「事業仕分け」の効果
12日の円債市場で長期金利が低下したが、それは鳩山由紀夫内閣が進めている「事業仕分け」への期待感が高まり、歳出削減への思惑が高まったからだとの見方が一部に出ている。
だが、邦銀関係者の1人は、この指摘に首をひねる。「確かに長期金利は1.3%台へと大幅に低下したが、事業仕分けを評価して円債先物や現物を買っていたと言う話は、あまり聞かなかった」と話す。
複数の市場関係者によると、12日に行われた5年債の入札では大規模な資金量を誇る国内金融機関が大量に買ったほか、大手都銀の一角も買いに回ったとの観測が出ていたという。入札後の市場動向は、ロイターの分析記事をみていただくとして、事業仕分けが直接的なインパクトを与えなかったことは、どうも確かなようだ。
さらに公開の場で、批判の矢面に立った官僚の様子をテレビのニュースやインターネットで見た人たちの中には「彼らがかわいそうな場面もあった」と、オープンな討論の中で当時者が批判されるシステムに反対であるとの声が出ている。
あるブログの中には、かつての中国・文化大革命当時の人民裁判に近いという感想もみられた。
だが、少し視点を引いて鳥瞰的にみると、国家予算と国民の目がこれほど接近したことは、かつてなかったのではないか、と言うことに気が付く。
小沢一郎・民主党幹事長が指摘したように、分厚い予算書を見て、特定の事業の有効性や無駄な支出を見破ることは、平均的な知識しかない普通の国民にとって至難の業(わざ)だ。
それがインターネットを通じ、全ての国民が特定の事業の中身や妥当性に関する議論について、アクセス可能になったのだ。自らが納税した税金の使われ方に関し、政府予算案の作成の段階からアクセスできることになったのは、「大きな進歩」ではないだろうか。

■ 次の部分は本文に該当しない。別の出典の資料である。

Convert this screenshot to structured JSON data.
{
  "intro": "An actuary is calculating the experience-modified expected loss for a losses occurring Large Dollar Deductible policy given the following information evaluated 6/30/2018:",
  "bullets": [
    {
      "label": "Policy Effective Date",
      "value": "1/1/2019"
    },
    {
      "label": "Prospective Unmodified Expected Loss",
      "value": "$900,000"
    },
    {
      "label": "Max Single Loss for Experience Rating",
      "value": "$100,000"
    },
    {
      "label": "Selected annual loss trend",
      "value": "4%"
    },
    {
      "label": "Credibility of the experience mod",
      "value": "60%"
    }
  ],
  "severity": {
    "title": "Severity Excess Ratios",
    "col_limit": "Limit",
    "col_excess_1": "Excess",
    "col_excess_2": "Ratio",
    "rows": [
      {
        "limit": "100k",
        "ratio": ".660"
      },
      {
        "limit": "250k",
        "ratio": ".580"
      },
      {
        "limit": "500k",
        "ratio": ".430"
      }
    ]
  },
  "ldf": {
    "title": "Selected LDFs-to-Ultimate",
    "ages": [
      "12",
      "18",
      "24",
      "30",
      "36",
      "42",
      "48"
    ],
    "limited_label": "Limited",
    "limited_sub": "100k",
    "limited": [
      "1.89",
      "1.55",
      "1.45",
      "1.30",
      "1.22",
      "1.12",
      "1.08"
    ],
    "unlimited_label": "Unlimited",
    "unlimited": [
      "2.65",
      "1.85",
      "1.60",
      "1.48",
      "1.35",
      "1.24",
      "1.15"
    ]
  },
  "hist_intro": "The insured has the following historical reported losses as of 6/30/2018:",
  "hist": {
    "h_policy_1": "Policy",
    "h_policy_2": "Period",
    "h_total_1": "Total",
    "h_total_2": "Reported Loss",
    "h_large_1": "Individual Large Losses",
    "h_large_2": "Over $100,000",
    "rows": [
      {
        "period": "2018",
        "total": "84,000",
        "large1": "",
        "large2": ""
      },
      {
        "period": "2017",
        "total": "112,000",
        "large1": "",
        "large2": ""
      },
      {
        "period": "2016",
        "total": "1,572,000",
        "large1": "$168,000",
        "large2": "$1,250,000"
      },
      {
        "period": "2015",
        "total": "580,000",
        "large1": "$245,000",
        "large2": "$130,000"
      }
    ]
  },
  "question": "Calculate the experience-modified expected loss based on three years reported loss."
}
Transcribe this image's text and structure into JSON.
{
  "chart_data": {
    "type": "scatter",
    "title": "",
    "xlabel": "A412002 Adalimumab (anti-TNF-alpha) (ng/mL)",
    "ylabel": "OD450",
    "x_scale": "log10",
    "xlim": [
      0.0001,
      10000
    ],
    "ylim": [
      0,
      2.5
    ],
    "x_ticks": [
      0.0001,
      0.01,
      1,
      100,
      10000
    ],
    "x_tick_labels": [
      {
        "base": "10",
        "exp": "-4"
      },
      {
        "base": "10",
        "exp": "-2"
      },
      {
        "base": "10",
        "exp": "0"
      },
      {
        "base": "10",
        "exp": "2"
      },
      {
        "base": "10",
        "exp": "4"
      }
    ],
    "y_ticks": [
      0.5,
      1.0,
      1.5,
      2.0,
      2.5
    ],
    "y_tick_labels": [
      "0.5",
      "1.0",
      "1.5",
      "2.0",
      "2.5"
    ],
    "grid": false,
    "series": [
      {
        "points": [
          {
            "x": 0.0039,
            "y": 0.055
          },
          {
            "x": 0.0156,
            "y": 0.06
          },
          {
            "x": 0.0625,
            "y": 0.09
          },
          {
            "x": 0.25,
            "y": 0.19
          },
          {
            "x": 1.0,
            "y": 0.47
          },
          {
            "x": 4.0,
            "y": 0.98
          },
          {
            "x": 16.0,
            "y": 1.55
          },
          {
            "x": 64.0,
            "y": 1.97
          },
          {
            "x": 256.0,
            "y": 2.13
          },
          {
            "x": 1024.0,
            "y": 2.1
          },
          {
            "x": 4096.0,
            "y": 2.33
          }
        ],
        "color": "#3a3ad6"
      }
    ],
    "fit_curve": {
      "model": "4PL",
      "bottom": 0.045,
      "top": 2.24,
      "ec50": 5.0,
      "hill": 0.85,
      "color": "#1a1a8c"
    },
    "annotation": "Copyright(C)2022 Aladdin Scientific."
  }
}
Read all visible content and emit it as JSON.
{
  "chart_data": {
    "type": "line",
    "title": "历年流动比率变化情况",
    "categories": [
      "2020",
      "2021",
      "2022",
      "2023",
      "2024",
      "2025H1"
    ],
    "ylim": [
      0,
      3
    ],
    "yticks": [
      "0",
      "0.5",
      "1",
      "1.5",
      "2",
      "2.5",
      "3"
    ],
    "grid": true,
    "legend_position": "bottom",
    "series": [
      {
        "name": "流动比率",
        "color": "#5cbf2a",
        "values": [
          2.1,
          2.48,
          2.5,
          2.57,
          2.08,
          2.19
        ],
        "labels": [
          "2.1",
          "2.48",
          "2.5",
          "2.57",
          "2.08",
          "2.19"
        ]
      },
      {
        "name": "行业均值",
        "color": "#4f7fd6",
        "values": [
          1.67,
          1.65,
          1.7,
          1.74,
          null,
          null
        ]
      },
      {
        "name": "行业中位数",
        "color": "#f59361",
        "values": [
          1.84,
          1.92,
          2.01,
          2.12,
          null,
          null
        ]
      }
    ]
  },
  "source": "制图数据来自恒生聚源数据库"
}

一部の新聞は、財務省主導で歳出カットが進むことを容易にする仕組みだと主張していたが、果たしてそれだけだろうか。ある金融関係者は「情報の公開こそが、特定の集団が利権をむさぼることを防止するために有効な手段だ」と述べていた。
「由(よ)らしむべし、知らしむべからず」は、徳川幕藩体制を支えた基本的な支配原理だが、「一人一人に政道の内容を理解させるのは難しい」という発想から、ようやく抜け出して、妥当な政策を目指す動きのスタートになると考えるが、どうだろうか。